The guilt over cheating on Whitney eats away at Callum. Not wanting to begin their life together with a secret hanging over them, Callum confesses to Whitney he cheated on her with Ben. Whitney is devastated, but she still decides to go through with the wedding. However, Whitney changes her mind and jilts Callum at the altar, telling him she loves him too much to let him live a lie. Later, Hunter Owen (Charlie Winter) holds the pub hostage, shooting Ben in the process. Callum decides to be open with everyone in his life; he tells Stuart he is gay and is accepted by him. Later at the hospital, Ben awakens and asks Callum on a date, to which he accepts.

== Reception ==
After his first few episodes, Gary Gillatt, writing for Inside Soap, hoped that Callum would stay in the show because of his "tons of charisma". Reporters from Digital Spy liked the character, with Laura Morgan calling him "the kind of light comic relief we've all needed at the start of 2018." Morgan's colleague, Ben Lee, described Callum's initial stint on the show as "a very eventful few weeks", while Daniel Kilkelly and Sophie Dainty pointed out that Callum had "proved popular with fans" during his initial stint on EastEnders. Morgan found the character funny and liked his "infectious energy and warmth". She compared him to former character Fatboy (Ricky Norwood) and thought that he could become Dot Branning's (June Brown) lodger, as Fatboy was. On Clay's performance as Callum, Morgan opined, "It's never easy being the new fish in such a famous big pond, but he's settled in more quickly than most, and made the part of Callum 100% his own." Tyler of Inside Soap opined that Callum is "the real treasure to emerge from the bonkers plot [the heist storyline]". She added, "Square chiefs had clearly found a diamond in the rough with actor Tony Clay". Rachel Lucas of What's on TV described Callum as the "unlikely villain [who] shot Mick Carter during Aidan Maguire's botched robbery! But he redeemed himself by helping Mick Carter save The Vic and then he won Whitney Carter's heart." A Soaplife columnist called Callum "a welcome ray of sunshine in the bleak world of Albert Square".
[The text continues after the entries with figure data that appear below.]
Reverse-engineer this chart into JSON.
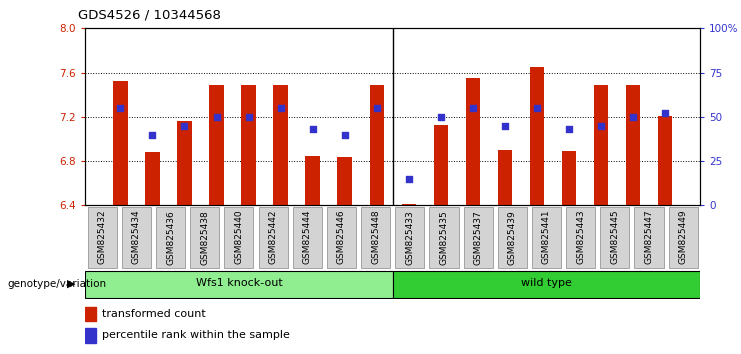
{
  "title": "GDS4526 / 10344568",
  "samples": [
    "GSM825432",
    "GSM825434",
    "GSM825436",
    "GSM825438",
    "GSM825440",
    "GSM825442",
    "GSM825444",
    "GSM825446",
    "GSM825448",
    "GSM825433",
    "GSM825435",
    "GSM825437",
    "GSM825439",
    "GSM825441",
    "GSM825443",
    "GSM825445",
    "GSM825447",
    "GSM825449"
  ],
  "bar_values": [
    7.52,
    6.88,
    7.16,
    7.49,
    7.49,
    7.49,
    6.85,
    6.84,
    7.49,
    6.41,
    7.13,
    7.55,
    6.9,
    7.65,
    6.89,
    7.49,
    7.49,
    7.21
  ],
  "dot_percentiles": [
    55,
    40,
    45,
    50,
    50,
    55,
    43,
    40,
    55,
    15,
    50,
    55,
    45,
    55,
    43,
    45,
    50,
    52
  ],
  "groups": [
    {
      "label": "Wfs1 knock-out",
      "start": 0,
      "end": 9,
      "color": "#90EE90"
    },
    {
      "label": "wild type",
      "start": 9,
      "end": 18,
      "color": "#32CD32"
    }
  ],
  "ylim_left": [
    6.4,
    8.0
  ],
  "ylim_right": [
    0,
    100
  ],
  "bar_color": "#CC2200",
  "dot_color": "#3333CC",
  "bar_bottom": 6.4,
  "label_transformed": "transformed count",
  "label_percentile": "percentile rank within the sample",
  "group_label": "genotype/variation",
  "yticks_left": [
    6.4,
    6.8,
    7.2,
    7.6,
    8.0
  ],
  "yticks_right_vals": [
    0,
    25,
    50,
    75,
    100
  ],
  "yticks_right_labels": [
    "0",
    "25",
    "50",
    "75",
    "100%"
  ]
}
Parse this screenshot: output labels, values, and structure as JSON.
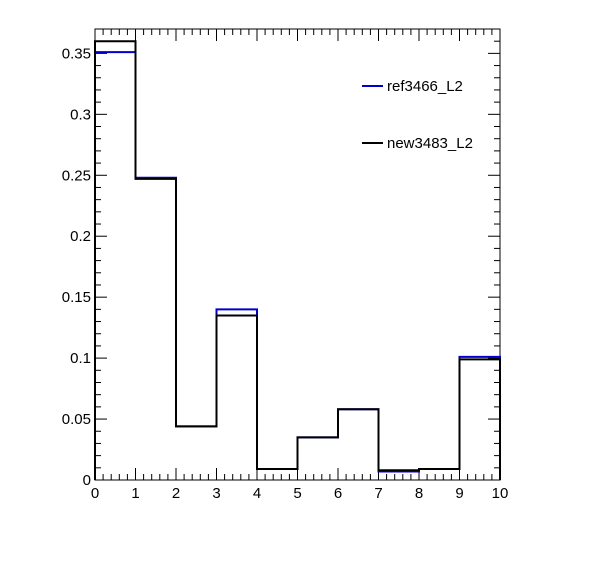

Clay said that after his first appearance, he received "a few looks" from members of the public and several messages from fans on Twitter asking "Dude, what have you done?", as people believed that he had shot Mick. He recalled the first time that he was recognised in public, calling it "quite surreal" and "an odd moment". He added that he received positive feedback from the audience after becoming embedded into the cast. Clay told Tyler of Inside Soap that when a fan recognised him on the train, he did not know how to react, but explained that he was friendly and took a photo with her.

For his portrayal of Callum, Clay was nominated for Best Soap Newcomer at the 2018 Digital Spy Reader Awards; he came in seventh place with 5.4% of the total votes. His introduction was also nominated for "Most Bizarre Soap Storyline"; he came in sixth place with 8% of the total votes.